Doug Eddings will be the home plate umpire for Game 2. He has been an MLB umpire since 2000, and this is his second postseason game behind the dish.
Since 2005, unders are 240-210-28 (53.3%) with Eddings as the plate umpire, but just 112-118 (48.7%) since a 2012 study showed that he had the most massive strike zone in baseball.
Trends to Know
The American League owns a 66-48 head-to-head record against the National League in the World Series.
Home teams are 44-34 (56.4%) in World Series Games since 2005. Home favorites are 35-22 (61.4%), while home underdogs are 9-12 (42.8%).
Over the same period, home favorites are 16-4 (80%) in Games 1 and 2 of the World Series.
Totals are mostly split down the middle, at 37-38-3 in World Series play since 2005.
Stephen Strasburg is 15-11 (57.7%) as a moneyline underdog and 16-6-7 (72.7%) as an F5 underdog.

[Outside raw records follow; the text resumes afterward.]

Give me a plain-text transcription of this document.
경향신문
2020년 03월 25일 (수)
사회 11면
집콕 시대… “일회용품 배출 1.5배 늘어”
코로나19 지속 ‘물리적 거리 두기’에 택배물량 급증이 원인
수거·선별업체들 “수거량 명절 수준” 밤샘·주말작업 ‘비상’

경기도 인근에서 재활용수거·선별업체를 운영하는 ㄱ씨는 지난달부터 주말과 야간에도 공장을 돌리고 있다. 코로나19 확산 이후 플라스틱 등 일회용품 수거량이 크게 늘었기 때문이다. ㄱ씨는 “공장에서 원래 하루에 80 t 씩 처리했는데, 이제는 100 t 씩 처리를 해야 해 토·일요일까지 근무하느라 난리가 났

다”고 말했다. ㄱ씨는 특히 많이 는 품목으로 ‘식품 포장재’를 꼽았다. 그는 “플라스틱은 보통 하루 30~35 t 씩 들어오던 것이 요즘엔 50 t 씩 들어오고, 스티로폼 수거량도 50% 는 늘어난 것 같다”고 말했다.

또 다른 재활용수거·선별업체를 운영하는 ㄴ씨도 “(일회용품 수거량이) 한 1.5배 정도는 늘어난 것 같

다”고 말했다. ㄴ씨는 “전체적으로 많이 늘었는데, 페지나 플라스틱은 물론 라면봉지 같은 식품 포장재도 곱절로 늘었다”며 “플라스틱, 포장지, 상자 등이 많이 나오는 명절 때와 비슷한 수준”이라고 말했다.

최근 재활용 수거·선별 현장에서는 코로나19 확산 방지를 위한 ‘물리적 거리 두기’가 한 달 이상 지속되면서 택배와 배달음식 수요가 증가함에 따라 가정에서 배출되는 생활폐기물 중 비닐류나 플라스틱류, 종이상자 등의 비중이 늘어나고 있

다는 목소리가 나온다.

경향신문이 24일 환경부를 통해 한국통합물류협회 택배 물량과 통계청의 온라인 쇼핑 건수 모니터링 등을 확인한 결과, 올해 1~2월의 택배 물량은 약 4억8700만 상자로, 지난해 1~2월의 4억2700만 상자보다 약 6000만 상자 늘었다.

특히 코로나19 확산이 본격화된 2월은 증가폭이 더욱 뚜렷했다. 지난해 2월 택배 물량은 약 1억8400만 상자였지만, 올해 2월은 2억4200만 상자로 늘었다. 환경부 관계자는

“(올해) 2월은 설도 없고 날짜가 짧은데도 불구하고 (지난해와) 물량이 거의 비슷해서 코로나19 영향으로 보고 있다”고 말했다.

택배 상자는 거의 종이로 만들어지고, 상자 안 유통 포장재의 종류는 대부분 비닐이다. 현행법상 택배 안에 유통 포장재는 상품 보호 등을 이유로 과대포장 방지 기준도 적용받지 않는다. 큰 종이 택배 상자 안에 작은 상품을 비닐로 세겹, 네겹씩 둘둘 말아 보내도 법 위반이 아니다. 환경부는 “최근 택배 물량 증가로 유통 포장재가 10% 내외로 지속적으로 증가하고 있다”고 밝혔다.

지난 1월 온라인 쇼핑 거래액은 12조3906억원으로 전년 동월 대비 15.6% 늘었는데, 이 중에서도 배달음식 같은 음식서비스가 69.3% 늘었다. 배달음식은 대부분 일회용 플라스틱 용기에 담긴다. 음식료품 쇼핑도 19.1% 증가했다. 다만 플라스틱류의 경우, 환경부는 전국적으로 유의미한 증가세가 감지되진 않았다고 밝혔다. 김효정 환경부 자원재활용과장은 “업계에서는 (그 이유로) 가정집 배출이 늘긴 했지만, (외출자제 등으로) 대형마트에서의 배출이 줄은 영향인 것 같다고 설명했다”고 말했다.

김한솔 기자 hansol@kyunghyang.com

He has never been an underdog of greater than +155 in his career. That occurred on June 7, 2017, when he lost 2-1 to Clayton Kershaw and the Dodgers.
Series Moneyline Corner
Before Game 1, I projected the Astros as a -186 favorite in the World Series, with an implied win probability of 65%, and noted that I would move the Astros to a +113 underdog (implied 47%) with a Game 1 loss.
Down 0-1 in the World Series, I will consider betting a series price closer to +125 (implied 44.4%) on Houston, which represents a 2.6% value gap from my projection.
I would need to see a number closer to +100 (implied 50%) to bet the Nationals at a three percent edge.
Below, you will find my updated projection for purposes of betting the exact series result, including the actionable odds (all set at a two percent expected edge) that I would need to see to place a bet out that outcome:
Model Projected Odds: World Series Game 2
I projected the Astros as a -147 favorite in this game, and I set the total at 7.16 runs. Therefore, I see slight value on the Nationals moneyline, but no value on the total.
At listed odds of +157 (implied 38.9%), I see a 1.6% gap in expected value from my projection at +147 (implied 40.5%).
I would play the Nationals down to +165 (implied 37.7%), just under a three percent gap in expected value.
Similarly, I would play the Nats on the F5 moneyline and set the cutoff price at +153 (implied 39.6%) – which represents a three percent gap in expected value from my projection.
I put a half unit on the Nationals’ moneyline at +165 and will look to play their F5 moneyline and F5 spread as I did before Game 1.